Advertisement

What Architecture Can Teach Us About Self-Healing Systems

By on
Read more about author Phil Tee.

DevOps teams and site reliability engineers (SREs) deal with code daily. Doing so teaches them to scrutinize their world, make astute observations, and draw unexpected connections. After all, although highly logical and mathematical in nature, software development is, at least in part, art form. 

Unconvinced by that statement? Consider the parallels between history’s most remarkable architectural feats and modern software engineering. It is an apt comparison: Just like software engineering, architecture employs complex mathematical calculations to create something beautiful. And in both disciplines, a slight miscalculation can lead to significant consequences. Fascinatingly, many famous architectural mistakes are analogous to issues we find in code.

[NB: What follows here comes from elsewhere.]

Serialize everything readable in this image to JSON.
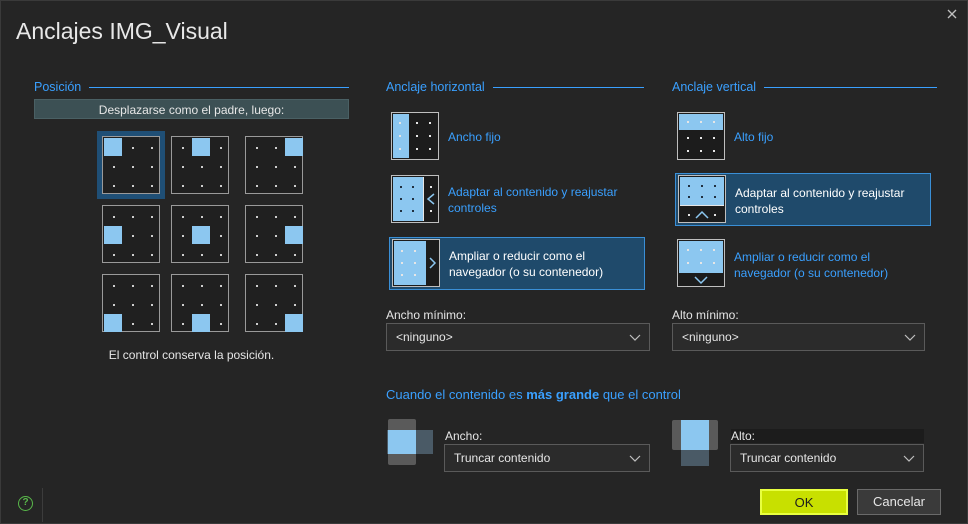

Remember, inspiration is everywhere – as long as you know where to look. Here are a few lessons software engineers can learn from architectural epiphanies through the centuries, especially regarding the future of self-healing systems.

Lesson 1: Edge cases will always exploit system vulnerabilities

Citicorp Tower – now called 601 Lexington – finished construction in New York City in 1977, at which time it was the seventh tallest building in the world. The skyscraper’s state-of-the-art design included three 100-plus-foot stilts. It was a marvel at completion. However, an undergraduate student soon discovered something jarring: Strong winds could jeopardize the building’s integrity. Specifically, if powerful quartering winds hit the corners of Citicorp Tower, the structure was subject to collapse – a literal edge case.

The tower had a one-in-16 chance of collapsing each year. These odds may entice someone sitting at a gambling table, but the outlook was grim for the architects and structural engineers behind Citicorp Tower. Thankfully, technicians were able to reinforce the building’s bolted joints. Disaster was avoided.

Structural engineers knew Citicorp Tower would eventually face a wind strong enough to compromise its bearings. Similarly, seasoned software engineers know robust application performance monitoring (APM) and event management are not enough to protect a system from the inevitable edge cases. That is because static systems without machine learning (ML) capabilities cannot handle unexpected and unplanned new situations, such as quartering winds. When relying solely on monitoring tools, a human administrator must decipher errors and escalate the incident management process.

To reduce mean time to recover (MTTR)/mean time to detect (MTTD), DevOps teams must accept the high probability of edge cases and work to deploy self-learning solutions preemptively. This lesson goes a long way, as foresight is critical in engineering.

Lesson 2: “Building the plane as it flies” creates a never-ending cycle

Tragic events have delivered several of the most important lessons in aviation history. When a plane suffered immense decompression mid-flight and crashed in 1954, engineers ascertained that square passenger windows were an unnecessary stress point. Henceforth, planes were outfitted with rounded windows. Onboard fires led to new seating arrangements prioritizing ease of evacuation. These changes have saved countless lives.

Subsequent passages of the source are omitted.